The undersea temblor hit around 6:10 p.m. at a depth of 18 miles, the U.S. Geological Survey said.

In Indonesia's capital, Jakarta, hundreds of miles from the epicenter, office workers streamed down stairwells as tall office buildings swayed. High-rises also were affected in Malaysia, Singapore and Thailand.

The Pacific Tsunami Warning Center issued a tsunami warning for wide areas of the region, saying ``earthquakes of this size have the potential to generate a widespread destructive tsunami that can affect coastlines across the entire Indian Ocean Basin.''

Sensitive to the 2004 tsunami disaster, governments issued alerts as far away as Kenya and Tanzania in East Africa, telling people to leave beaches. People in Mombasa, Kenya, crowded into buses after hearing the warning over the radio.

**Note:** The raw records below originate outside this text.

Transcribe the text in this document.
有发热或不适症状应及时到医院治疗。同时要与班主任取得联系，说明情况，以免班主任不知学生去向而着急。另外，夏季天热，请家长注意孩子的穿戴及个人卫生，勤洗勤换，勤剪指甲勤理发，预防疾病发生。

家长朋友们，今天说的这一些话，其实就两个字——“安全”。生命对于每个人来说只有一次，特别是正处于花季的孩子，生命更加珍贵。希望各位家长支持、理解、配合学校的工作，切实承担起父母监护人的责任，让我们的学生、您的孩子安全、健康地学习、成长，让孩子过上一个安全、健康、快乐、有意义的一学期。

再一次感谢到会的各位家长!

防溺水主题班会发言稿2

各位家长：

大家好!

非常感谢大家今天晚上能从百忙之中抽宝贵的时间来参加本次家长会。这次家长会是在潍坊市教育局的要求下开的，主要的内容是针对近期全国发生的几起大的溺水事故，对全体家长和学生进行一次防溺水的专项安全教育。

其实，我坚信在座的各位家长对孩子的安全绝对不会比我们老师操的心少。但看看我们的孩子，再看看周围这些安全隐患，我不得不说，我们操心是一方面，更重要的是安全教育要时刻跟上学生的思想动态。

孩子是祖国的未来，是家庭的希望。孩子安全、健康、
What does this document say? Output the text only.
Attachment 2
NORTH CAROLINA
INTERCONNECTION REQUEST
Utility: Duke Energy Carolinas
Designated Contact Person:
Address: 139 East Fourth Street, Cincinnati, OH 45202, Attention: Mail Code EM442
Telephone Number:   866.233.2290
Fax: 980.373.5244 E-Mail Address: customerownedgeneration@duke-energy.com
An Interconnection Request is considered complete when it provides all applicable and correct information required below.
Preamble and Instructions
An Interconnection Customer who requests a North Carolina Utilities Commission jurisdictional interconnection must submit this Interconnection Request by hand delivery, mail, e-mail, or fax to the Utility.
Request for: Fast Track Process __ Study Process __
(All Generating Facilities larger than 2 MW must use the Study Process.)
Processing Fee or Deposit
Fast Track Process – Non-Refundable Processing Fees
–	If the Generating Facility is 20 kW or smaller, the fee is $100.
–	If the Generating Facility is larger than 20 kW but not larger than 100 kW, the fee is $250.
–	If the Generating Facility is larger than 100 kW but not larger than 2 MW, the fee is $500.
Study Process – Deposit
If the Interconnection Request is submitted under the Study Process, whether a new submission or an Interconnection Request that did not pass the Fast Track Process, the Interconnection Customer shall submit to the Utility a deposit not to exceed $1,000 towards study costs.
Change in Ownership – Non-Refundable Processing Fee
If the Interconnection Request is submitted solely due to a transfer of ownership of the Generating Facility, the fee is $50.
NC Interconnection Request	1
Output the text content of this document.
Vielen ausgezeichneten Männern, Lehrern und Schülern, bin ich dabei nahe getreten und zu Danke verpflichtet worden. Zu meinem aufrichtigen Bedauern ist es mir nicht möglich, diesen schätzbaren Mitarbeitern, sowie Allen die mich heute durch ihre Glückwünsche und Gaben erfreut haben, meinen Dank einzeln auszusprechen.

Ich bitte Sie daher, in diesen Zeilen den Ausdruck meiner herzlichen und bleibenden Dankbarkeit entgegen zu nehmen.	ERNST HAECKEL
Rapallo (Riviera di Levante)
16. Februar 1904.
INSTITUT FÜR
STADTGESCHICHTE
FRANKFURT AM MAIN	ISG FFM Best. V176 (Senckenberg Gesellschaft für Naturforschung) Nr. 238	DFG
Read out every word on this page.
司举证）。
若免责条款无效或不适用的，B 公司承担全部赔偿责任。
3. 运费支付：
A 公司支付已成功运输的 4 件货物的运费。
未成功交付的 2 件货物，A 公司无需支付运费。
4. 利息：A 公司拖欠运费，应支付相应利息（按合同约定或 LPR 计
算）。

Indonesia issued a tsunami alert following the initial quake and then a second when a magnitude-6.6 aftershock hit, but lifted them after a few hours, saying there was no longer a potential for destructive waves.

Thailand's National Disaster Warning Center sent cell phone text messages alerting hundreds of officials in six southern provinces, and after the danger past broadcast a statement on television to reassure the public.

In India, officials said the tremor wasn't felt in the remote Andaman and Nicobar islands, some of which are just 150 miles north of the quake's epicenter. But an alert was issued and authorities were told to take precautions, said Dharam Pal, the regional relief commissioner.

Sri Lankans were told to move at least 660 feet inland.

In Australia, the tsunami warning was lifted after only small rises in the sea level were measured at Cocos Island and the Christmas Islands. But officials warned residents to stay away from the ocean, saying dangerous waves and currents could affect beaches, harbors and river mouths for several hours.

Indonesia, the world's largest archipelago, is prone to seismic upheaval due to its location on the ``Ring of Fire,'' an arc of volcanos and fault lines encircling the Pacific Basin.

The magnitude-9 earthquake that hit on Dec. 26, 2004, triggered a tsunami off the coast of Sumatra that killed an estimated 230,000 people in a dozen nations, most of them in Indonesia's Aceh province.